All of that, he says, is what attracts him to cities.

“And I find all of those things in Grand Rapids, by the way. And actually in a much purer, uncomplicated, more open way,” he says. “I mean if you think about something like ArtPrize, and you think about the way the city is willing to open its doors and create this amazing environment for artists... and the way everyone in every level of the city, from its residents to its city government, is willing to do what it takes to make that happen, and to create a spectacular piece of situational art... that’s a lot harder to do in a place like Los Angeles.”

Gaines says he spends a lot of time thinking about the culture in cities, and how culture contributes to the general fabric of life.

“Design, architecture, art, music... those are the things that really excite me about Grand Rapids," he says.

A music fan and musician himself who plays the bass, Gaines has already had an introduction to our local music scene. And he likes what he sees.

“You know what I’ve been listening to a lot is Grand Rapids’ own Crane Wives,” says Gaines of his current favorite tunes. “When I first came to Grand Rapids to interview for this job, they were playing at St. Cecelia Music Center. My flight was delayed, and I came straight from the airport. I dumped my stuff in my hotel room, and I walked straight over there and saw them live. [They’re] just awesome.”

Along with music, Gaines and his family are -not surprisingly after his 25 years in the film industry- big movie fans. His tastes in films ranges anywhere from Children of Men to the Airport movies of the 70s. What he doesn’t like, he says, is when viewers brush off a film because they find it depressing.

“Depressing is one of my least favorite words when describing films, because I just feel like it’s a cop-out. That word depresses me," he says, laughing. "And when people say they’re confused. You can sort out your confusion. However simply you want to express yourself, you can normally express yourself out of being confused, I feel.”

Would he recommend this same approach for art viewers at ArtPrize? Should they take the leap to talk about it- until it’s no longer confusing for them?
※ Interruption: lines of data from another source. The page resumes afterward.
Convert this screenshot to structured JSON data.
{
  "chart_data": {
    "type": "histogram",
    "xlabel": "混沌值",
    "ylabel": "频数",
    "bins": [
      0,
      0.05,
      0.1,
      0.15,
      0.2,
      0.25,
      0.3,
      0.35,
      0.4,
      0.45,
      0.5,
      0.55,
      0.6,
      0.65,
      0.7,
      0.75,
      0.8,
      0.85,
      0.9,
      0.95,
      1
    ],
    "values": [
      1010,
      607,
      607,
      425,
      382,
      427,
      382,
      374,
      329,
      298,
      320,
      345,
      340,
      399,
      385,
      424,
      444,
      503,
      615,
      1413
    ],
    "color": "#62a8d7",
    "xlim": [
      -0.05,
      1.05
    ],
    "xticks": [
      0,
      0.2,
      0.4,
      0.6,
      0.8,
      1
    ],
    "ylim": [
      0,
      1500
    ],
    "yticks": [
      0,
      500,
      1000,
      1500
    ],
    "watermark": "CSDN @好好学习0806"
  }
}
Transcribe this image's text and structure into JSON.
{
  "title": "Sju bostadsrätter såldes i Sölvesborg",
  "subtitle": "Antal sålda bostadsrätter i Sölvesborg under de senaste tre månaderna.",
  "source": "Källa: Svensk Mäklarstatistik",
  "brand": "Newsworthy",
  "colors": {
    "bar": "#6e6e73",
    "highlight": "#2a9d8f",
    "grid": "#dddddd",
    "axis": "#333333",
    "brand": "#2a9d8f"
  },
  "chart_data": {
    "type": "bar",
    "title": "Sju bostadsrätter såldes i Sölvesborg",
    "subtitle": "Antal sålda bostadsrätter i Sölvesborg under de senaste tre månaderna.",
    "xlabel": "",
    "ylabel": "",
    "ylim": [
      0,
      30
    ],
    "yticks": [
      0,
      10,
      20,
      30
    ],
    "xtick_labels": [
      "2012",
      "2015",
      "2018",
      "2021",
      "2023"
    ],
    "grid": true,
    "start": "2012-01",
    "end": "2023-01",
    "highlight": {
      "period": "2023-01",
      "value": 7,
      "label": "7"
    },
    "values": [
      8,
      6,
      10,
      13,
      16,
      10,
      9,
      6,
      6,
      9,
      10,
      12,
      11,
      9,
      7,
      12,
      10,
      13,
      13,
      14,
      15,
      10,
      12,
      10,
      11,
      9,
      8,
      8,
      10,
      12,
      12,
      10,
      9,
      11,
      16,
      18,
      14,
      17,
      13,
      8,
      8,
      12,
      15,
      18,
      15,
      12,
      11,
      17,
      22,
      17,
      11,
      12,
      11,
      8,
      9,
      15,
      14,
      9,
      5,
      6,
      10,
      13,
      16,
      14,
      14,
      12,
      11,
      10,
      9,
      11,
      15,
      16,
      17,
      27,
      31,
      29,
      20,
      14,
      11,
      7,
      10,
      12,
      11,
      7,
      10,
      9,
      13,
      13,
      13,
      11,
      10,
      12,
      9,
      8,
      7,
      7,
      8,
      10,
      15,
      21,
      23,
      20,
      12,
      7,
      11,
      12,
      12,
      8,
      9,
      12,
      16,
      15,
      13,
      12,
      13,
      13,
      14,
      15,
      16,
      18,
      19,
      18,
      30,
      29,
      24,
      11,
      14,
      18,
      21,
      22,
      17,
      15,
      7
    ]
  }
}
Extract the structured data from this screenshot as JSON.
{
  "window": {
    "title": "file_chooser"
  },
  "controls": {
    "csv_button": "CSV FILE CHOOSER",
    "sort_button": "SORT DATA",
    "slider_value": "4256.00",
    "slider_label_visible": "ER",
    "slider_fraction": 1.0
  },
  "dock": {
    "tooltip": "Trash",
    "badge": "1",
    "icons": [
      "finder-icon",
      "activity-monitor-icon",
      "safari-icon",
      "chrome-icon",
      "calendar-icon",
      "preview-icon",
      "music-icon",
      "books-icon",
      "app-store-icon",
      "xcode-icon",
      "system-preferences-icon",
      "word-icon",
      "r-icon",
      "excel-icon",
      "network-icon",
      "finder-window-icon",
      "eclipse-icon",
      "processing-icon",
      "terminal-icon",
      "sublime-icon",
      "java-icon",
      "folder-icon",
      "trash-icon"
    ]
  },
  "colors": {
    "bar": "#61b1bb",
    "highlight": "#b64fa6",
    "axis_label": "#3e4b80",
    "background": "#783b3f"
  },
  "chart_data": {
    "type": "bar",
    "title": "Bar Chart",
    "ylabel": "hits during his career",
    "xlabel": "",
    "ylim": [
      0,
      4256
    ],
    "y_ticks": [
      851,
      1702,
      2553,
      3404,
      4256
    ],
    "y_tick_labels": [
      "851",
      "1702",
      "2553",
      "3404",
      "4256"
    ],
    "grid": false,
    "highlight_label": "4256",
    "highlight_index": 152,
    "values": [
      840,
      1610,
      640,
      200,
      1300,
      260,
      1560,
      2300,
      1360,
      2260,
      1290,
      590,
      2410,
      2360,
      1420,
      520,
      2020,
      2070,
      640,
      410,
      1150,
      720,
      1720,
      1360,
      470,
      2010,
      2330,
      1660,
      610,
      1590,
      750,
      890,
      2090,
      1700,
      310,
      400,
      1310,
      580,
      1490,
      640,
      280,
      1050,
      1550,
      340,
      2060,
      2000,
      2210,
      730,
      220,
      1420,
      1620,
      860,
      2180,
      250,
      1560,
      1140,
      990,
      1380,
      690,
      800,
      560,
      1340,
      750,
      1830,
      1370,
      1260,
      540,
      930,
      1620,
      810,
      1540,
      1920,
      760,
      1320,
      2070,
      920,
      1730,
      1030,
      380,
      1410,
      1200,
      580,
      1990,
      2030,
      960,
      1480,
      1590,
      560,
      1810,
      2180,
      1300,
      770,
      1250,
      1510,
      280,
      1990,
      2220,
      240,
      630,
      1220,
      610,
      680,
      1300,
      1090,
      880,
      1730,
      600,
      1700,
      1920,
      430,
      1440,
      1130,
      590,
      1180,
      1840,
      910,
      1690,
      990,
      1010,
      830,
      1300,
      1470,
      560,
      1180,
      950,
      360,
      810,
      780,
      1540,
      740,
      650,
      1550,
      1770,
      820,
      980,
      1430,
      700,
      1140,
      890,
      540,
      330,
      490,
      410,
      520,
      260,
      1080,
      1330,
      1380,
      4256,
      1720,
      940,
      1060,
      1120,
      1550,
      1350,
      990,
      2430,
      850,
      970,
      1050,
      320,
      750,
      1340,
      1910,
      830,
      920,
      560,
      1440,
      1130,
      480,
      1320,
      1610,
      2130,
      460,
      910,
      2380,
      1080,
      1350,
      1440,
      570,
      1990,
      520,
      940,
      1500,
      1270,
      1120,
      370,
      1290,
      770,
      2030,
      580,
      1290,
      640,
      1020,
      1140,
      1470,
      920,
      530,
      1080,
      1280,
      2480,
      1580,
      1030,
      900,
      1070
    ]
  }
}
“If you don’t like something, say so- and if you do like something, say that too. I feel that people’s relationship with art is a very personal thing and there is no wrong answer. In the critical world, that’s one of the things that is such a shame: people feel like their opinion has no value or worth or it’s somehow wrong or incorrect- empirically incorrect,” says Gaines.

“I think people feel like they don’t have permission to have an opinion because art is for other people, it’s not for them,” he continues. “And yet, there’s a crisis going on in the art world- and it’s happening in independent film and it’s happening in contemporary art, and that is: we need to create the next generation of art lovers, we really do. And you can see museums all over the place trying to do that in some way... [But to] the people who have spent a lifetime in art, that process doesn’t particularly interest them.”

“But you know, it’s going to not interest them all the way up to their all of the sudden waking up to realize that there’s no real audience left for art or that it has been marginalized or that it hasn’t been held in a high place- so I’m very open about that idea. The criticism of that crowd-sourcing element of ArtPrize does not phase me in the slightest,” says Gaines. “Bring it on.”

Meanwhile, Gaines is focusing on his new role, taking what he has learned in his years in film festivals and applying it to the ArtPrize event. And, he says, he's enjoying the open welcome he says he's received.

"I like to challenge myself, see if there is some other contribution I can make. Grand Rapids has given me the chance -the opportunity- to do that," he says. "So it’s pretty great. It’s pretty nice- thanks!"